Monday, December 12, 2011

pazar kivisi.

bugun annemin yolladigi kilolarca kivi ile ne yapalim acaba diye gunlerdir dusundugumuz icin taa karfur'a gittim ve uc katli pandispanya aldim. bu sayede kremalari, kivileri, muzlari kullanmak sureti ile de 10 dakikada meyvali pasta yapilacagini ispat etmis oldum. biraz cakma ama olsundu.
sonra dedikodu bloglarina bakiyim dedim. gunun konusu cold mountain'i izledigimiz icin jude law idi. sadie frost, sienna miller derken jude law'in aslinda cuce olmadigini fark ettim. adam 1.82 boyunda imis beyler. bu yuzden de kendisini daha cok begenmeye karar verdim ama surekli ayni kadinlar arasinda gidip gelmesini hos karsilamadim.
geri kalan kivilerle ne yapacagimiz ise beyhude. eskiden kivi ne pahaliydi kiviler. tane tane alirdi ebeveynler.
simdi ise kilolarca kivinin arasinda saskiniz.

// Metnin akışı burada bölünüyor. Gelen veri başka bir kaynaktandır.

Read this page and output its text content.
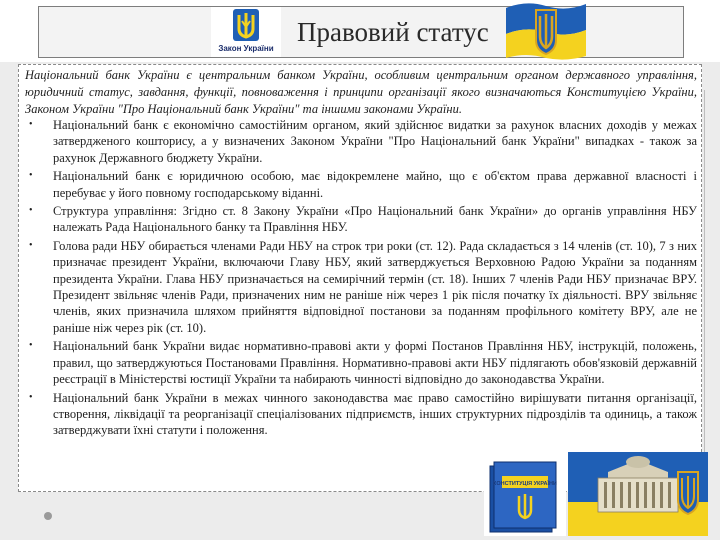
Закон України
Правовий статус
Національний банк України є центральним банком України, особливим центральним органом державного управління, юридичний статус, завдання, функції, повноваження і принципи організації якого визначаються Конституцією України, Законом України "Про Національний банк України" та іншими законами України.
•	Національний банк є економічно самостійним органом, який здійснює видатки за рахунок власних доходів у межах затвердженого кошторису, а у визначених Законом України "Про Національний банк України" випадках - також за рахунок Державного бюджету України.
•	Національний банк є юридичною особою, має відокремлене майно, що є об'єктом права державної власності і перебуває у його повному господарському віданні.
•	Структура управління: Згідно ст. 8 Закону України «Про Національний банк України» до органів управління НБУ належать Рада Національного банку та Правління НБУ.
•	Голова ради НБУ обирається членами Ради НБУ на строк три роки (ст. 12). Рада складається з 14 членів (ст. 10), 7 з них призначає президент України, включаючи Главу НБУ, який затверджується Верховною Радою України за поданням президента України. Глава НБУ призначається на семирічний термін (ст. 18). Інших 7 членів Ради НБУ призначає ВРУ. Президент звільняє членів Ради, призначених ним не раніше ніж через 1 рік після початку їх діяльності. ВРУ звільняє членів, яких призначила шляхом прийняття відповідної постанови за поданням профільного комітету ВРУ, але не раніше ніж через рік (ст. 10).
•	Національний банк України видає нормативно-правові акти у формі Постанов Правління НБУ, інструкцій, положень, правил, що затверджуються Постановами Правління. Нормативно-правові акти НБУ підлягають обов'язковій державній реєстрації в Міністерстві юстиції України та набирають чинності відповідно до законодавства України.
•	Національний банк України в межах чинного законодавства має право самостійно вирішувати питання організації, створення, ліквідації та реорганізації спеціалізованих підприємств, інших структурних підрозділів та одиниць, а також затверджувати їхні статути і положення.
КОНСТИТУЦІЯ УКРАЇНИ
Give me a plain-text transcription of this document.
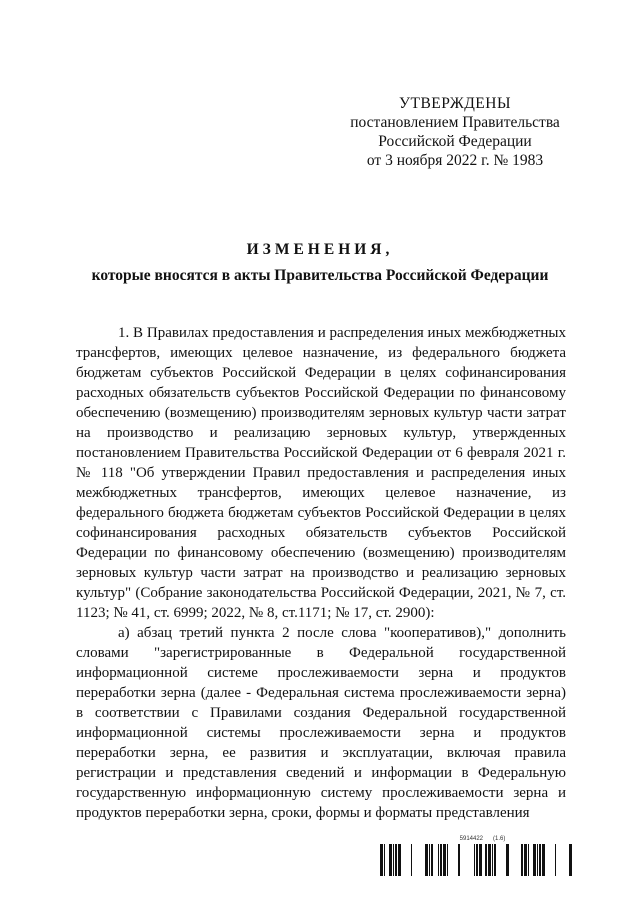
УТВЕРЖДЕНЫ
постановлением Правительства
Российской Федерации
от 3 ноября 2022 г. № 1983
ИЗМЕНЕНИЯ,
которые вносятся в акты Правительства Российской Федерации

1. В Правилах предоставления и распределения иных межбюджетных трансфертов, имеющих целевое назначение, из федерального бюджета бюджетам субъектов Российской Федерации в целях софинансирования расходных обязательств субъектов Российской Федерации по финансовому обеспечению (возмещению) производителям зерновых культур части затрат на производство и реализацию зерновых культур, утвержденных постановлением Правительства Российской Федерации от 6 февраля 2021 г. № 118 "Об утверждении Правил предоставления и распределения иных межбюджетных трансфертов, имеющих целевое назначение, из федерального бюджета бюджетам субъектов Российской Федерации в целях софинансирования расходных обязательств субъектов Российской Федерации по финансовому обеспечению (возмещению) производителям зерновых культур части затрат на производство и реализацию зерновых культур" (Собрание законодательства Российской Федерации, 2021, № 7, ст. 1123; № 41, ст. 6999; 2022, № 8, ст.1171; № 17, ст. 2900):

а) абзац третий пункта 2 после слова "кооперативов)," дополнить словами "зарегистрированные в Федеральной государственной информационной системе прослеживаемости зерна и продуктов переработки зерна (далее - Федеральная система прослеживаемости зерна) в соответствии с Правилами создания Федеральной государственной информационной системы прослеживаемости зерна и продуктов переработки зерна, ее развития и эксплуатации, включая правила регистрации и представления сведений и информации в Федеральную государственную информационную систему прослеживаемости зерна и продуктов переработки зерна, сроки, формы и форматы представления

5914422 (1.6)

Thursday, December 8, 2011

sevgili gunluk,
bugun ne kadar yoruldum bir bilsen.
sabahin korunde uyanip ofise oradan nisantasa oradan caglayana oradan maslaka oradan istinye parka oradan etilere gittim.
igrenc yagmur yagdi ve islandim. bir ara oluyorum sandim. yapamiycam su birikintisinin icine yaticam ve ustumden o igrenc jipleriyle kaldirimdaki herkesi yikayan etiler ayisi gecicek sandim.
hayatimda ayaklarim hic bu kadar acimamisti. rahat bir ayakkabi bulamadan gocup gidicem ya ona yanarim  dedim.
sonra yine ofise gitmem gerektigi, ofiste fotograflari havuza koymam, roportaji hazir etmem, fiyatlari almam, cuma gunku cekim icin planlar yapmam gerektigini dusunup cok uzuldum.
ve butun bunlari yapamayacagima karar verdim. zaten aksam bes bucuk olmustu.
levent metrosunun kalabaliginda yonumu bulamadim. 
tivs'i aradim yemek soylesin diye. soyledi, cok tatli bir kisi bazen cunki. 
metroda galatasaray fanlari vagonlari salladi.
milyonlarca insan olarak taksim meydaninda birbirimizden nefret ettik.
sonra yokus asagi yurudum. 
eve geldim ayaklarima baktim. yazik onlara. bir ara gogus kanseri oldugumu dusundum. ama sonra asla hasta olmadigimi fark edip sevindim. hem gogus kanseri 40 yastan sonra olurmus.
evet hic hasta olmuyordum. 
ne yaparsam yapayim, bu yuzden isten kacamiycaktim.
yarin ikea ve addresistanbula gidicektim.
cuma gunu iki cekim vardi.
bu arada regl olmustum. 
roportaj bitmisti cok sukur. yarin ofis islerini de yaparsam, cuma da cekim derken.
digerleri nasil olucak ama. yetisemiyorum tanrim. oha. 
hayatimin errorunu vermek uzereyim.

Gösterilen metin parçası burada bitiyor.